While I totally agree that he's of an age to do this if he wants, I think my stress over it is just because he consistently makes poor choices re sleep/food/studying etc, and I feel it's our job to keep guiding him to healthier choices. So it's a build-up of all these stresses/worries - and I feel like he just slips even further if we allow certain things.

But on the flipside, I completely agree with you, as it's clear that us getting stressed and telling him what to do is just not working :/ So, yep, I hear you.

OP posts:
Shehasadiamondinthesky · 17/01/2021 12:00

Why do you keep having junk food in the house then?
I am a junk foodaholic so I simply do not buy any. Therefore I can't eat it. You won't find any chocolate, biscuits or snack food in my home.
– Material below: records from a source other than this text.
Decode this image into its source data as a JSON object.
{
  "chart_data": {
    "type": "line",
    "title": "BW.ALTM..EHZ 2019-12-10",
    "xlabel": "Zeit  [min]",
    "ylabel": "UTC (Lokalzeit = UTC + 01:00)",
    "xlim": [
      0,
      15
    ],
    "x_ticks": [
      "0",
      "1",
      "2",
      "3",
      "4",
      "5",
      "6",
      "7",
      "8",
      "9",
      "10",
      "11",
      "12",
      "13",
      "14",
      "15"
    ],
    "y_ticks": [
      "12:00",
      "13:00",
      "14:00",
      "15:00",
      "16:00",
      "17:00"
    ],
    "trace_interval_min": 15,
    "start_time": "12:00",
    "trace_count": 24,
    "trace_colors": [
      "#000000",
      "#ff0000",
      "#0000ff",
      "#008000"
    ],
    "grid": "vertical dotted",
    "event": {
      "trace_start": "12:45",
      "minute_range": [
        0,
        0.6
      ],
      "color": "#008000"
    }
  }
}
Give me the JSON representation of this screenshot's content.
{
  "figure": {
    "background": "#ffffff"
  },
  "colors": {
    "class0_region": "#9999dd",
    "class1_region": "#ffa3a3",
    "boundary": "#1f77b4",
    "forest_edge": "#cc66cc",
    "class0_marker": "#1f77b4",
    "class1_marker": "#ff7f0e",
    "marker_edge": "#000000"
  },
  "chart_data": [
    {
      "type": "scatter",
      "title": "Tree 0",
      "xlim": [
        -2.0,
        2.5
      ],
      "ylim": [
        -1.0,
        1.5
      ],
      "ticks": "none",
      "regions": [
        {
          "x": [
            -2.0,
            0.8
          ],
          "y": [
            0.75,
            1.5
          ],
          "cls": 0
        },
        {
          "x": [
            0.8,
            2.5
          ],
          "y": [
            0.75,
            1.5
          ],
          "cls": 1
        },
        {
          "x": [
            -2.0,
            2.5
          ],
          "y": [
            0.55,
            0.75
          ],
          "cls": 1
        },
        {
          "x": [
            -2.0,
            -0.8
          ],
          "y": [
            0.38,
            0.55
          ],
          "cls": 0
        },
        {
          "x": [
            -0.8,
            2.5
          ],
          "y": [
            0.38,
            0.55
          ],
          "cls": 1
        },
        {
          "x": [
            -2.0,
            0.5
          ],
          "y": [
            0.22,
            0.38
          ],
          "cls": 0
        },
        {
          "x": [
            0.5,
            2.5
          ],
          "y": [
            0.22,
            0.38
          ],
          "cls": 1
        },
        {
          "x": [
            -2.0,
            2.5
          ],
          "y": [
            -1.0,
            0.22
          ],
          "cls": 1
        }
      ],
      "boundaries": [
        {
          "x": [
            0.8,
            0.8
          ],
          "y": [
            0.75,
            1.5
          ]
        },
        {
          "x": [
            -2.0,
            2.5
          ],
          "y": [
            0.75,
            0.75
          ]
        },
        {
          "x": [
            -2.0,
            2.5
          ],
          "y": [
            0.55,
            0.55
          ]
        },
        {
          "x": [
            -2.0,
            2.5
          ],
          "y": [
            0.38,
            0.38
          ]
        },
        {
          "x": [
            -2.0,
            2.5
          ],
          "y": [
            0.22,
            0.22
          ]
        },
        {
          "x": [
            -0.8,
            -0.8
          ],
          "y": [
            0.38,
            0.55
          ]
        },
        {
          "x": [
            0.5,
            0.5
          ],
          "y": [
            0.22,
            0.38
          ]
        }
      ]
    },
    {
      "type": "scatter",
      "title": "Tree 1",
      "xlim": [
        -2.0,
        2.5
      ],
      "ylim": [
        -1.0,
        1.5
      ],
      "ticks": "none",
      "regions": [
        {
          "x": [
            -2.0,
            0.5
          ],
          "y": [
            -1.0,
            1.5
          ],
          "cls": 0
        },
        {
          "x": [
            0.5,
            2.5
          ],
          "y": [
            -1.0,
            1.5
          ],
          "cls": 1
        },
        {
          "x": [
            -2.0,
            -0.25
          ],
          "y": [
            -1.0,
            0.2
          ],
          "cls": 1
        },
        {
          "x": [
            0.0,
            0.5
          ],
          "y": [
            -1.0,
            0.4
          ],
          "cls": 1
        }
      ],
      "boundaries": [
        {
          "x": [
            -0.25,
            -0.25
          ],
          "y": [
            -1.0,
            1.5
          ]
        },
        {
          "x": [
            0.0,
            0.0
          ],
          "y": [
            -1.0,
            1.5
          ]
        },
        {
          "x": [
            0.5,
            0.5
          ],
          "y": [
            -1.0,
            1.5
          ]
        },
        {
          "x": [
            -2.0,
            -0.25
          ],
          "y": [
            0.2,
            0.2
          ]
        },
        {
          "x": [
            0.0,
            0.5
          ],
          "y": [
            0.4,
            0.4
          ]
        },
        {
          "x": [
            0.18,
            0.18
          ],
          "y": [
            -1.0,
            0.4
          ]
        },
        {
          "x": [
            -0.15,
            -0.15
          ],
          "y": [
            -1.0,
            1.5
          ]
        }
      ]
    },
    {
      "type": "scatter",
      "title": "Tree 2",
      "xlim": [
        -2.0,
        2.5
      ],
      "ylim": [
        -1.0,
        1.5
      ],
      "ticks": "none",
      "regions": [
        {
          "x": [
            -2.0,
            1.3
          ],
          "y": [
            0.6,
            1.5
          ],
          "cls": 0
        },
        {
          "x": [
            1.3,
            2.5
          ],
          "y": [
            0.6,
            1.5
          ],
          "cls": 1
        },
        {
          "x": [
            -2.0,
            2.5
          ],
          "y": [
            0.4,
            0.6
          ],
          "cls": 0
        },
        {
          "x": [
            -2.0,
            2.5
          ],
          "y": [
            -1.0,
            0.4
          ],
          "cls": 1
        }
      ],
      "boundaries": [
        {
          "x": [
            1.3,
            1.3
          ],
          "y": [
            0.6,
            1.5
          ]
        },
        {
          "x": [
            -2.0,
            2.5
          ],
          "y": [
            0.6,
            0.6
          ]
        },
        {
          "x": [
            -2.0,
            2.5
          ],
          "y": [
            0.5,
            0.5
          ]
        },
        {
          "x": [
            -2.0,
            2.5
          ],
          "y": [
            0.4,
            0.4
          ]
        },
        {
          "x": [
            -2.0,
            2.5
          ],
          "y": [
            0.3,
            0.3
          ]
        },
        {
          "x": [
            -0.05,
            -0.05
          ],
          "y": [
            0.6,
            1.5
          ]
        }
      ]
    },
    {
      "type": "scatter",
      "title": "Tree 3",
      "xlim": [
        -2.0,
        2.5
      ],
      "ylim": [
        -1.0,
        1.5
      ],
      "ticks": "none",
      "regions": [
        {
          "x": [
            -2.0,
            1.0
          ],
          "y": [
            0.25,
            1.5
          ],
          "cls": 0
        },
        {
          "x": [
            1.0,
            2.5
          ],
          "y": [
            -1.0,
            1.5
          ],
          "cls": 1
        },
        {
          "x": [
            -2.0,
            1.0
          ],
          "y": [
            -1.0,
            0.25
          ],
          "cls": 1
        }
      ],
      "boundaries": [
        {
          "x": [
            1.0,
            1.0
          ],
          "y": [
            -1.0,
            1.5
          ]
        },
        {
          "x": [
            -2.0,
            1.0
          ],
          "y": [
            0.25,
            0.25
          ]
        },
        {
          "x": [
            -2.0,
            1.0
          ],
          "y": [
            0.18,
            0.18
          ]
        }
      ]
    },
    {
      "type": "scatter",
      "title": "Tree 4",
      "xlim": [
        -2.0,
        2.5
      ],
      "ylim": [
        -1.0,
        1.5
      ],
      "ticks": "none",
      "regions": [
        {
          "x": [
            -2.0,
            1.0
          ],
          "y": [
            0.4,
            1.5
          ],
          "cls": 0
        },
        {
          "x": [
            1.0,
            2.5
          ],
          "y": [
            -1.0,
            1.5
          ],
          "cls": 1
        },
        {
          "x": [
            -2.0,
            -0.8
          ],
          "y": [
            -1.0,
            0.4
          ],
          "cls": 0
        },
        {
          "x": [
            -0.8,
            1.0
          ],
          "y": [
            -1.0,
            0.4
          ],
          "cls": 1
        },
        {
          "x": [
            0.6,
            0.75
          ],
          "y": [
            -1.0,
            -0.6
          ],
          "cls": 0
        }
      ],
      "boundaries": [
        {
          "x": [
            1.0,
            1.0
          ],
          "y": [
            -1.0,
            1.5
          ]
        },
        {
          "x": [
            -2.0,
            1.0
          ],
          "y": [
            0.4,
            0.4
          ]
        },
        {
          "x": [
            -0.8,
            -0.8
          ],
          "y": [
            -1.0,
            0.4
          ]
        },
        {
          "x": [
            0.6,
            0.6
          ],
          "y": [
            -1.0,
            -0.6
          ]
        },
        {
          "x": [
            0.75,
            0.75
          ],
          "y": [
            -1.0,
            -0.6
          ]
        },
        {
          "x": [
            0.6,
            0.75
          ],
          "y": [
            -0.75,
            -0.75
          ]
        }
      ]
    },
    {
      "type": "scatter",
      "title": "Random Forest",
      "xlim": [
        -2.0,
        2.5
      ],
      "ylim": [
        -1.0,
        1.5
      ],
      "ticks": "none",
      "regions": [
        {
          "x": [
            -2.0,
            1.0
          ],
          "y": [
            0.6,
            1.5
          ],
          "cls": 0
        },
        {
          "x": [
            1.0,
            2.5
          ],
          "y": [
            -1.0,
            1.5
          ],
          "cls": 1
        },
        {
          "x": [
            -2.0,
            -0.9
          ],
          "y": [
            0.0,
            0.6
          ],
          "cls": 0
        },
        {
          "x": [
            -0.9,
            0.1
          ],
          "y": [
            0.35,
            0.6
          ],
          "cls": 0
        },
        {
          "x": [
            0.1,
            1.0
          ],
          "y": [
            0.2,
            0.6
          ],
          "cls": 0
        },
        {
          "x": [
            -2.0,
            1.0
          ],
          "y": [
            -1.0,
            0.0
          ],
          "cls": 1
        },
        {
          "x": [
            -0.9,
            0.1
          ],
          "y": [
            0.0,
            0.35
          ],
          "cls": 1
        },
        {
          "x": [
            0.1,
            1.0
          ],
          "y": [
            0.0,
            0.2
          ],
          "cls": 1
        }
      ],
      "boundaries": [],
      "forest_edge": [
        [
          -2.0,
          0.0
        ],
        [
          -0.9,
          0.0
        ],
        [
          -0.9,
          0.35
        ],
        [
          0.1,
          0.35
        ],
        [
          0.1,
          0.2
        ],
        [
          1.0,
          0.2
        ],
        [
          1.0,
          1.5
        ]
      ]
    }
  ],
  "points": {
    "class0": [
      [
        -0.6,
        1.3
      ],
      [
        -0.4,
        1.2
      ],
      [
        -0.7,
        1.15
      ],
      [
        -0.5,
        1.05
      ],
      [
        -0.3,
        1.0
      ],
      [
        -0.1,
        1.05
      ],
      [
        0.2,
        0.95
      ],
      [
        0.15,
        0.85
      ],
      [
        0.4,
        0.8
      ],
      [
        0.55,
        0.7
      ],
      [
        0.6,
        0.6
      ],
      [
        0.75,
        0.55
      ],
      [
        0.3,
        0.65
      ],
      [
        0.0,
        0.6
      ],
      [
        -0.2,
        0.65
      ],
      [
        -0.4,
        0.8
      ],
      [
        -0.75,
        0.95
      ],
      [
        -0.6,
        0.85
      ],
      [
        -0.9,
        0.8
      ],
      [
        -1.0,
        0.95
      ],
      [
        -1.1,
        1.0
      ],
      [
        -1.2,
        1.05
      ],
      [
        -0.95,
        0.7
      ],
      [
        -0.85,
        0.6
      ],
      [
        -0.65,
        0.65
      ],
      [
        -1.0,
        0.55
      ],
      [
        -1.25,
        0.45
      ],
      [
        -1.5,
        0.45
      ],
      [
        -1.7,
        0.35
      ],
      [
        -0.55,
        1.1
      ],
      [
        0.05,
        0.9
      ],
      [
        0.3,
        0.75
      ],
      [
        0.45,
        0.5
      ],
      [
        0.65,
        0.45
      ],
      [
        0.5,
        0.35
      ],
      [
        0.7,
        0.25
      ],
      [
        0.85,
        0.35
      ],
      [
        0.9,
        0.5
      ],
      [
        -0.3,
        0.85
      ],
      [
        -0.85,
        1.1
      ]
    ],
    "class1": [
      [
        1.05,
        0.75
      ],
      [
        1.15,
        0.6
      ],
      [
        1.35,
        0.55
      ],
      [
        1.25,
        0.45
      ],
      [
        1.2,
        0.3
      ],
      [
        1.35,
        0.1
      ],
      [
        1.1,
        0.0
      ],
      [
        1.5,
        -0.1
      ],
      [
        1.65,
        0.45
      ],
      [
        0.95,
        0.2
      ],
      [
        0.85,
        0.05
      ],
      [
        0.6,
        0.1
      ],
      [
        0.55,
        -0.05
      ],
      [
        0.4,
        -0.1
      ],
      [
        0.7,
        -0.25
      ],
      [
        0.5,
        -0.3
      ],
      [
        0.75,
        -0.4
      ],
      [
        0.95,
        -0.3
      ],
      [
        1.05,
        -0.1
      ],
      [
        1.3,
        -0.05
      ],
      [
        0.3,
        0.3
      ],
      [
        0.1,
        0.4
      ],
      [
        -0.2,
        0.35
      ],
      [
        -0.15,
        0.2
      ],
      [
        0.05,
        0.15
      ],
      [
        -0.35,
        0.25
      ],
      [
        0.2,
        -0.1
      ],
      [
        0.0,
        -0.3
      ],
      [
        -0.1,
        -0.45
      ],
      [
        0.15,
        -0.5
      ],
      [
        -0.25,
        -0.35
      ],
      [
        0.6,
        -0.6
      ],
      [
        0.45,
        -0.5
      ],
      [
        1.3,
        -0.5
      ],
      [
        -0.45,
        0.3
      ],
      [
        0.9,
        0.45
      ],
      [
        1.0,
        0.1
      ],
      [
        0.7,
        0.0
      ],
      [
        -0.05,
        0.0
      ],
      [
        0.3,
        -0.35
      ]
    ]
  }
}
DianaT1969 · 17/01/2021 12:05

Even though the sweets and snack foods are left over from Christmas, I'd just get rid of any sugar crap.
Have a kitchen stocked for meals only. The most he could get is toast, cereal or fruit in the night. Yes, it's sugar, but not so binge-worthy and tempting.

SpanishFly · 17/01/2021 12:10

@Shehasadiamondinthesky

Why do you keep having junk food in the house then? I am a junk foodaholic so I simply do not buy any. Therefore I can't eat it. You won't find any chocolate, biscuits or snack food in my home.
@Shehasadiamondinthesky OK, I'm not sure if you meant to sound judgey, but as I have said previously - I have another child who is very responsible with food. AND I don't buy much of it, but xmas meant we ended up with lots of chocolates.
OP posts:
SavoyCabbage · 17/01/2021 12:46

I'd throw it all away and start again. Not in a dramatic display but just to have a fresh start.

He probably needs more protein at this age. Eggs, tuna, beans, nuts for snacks instead of crisps. And bananas. Great filling snack.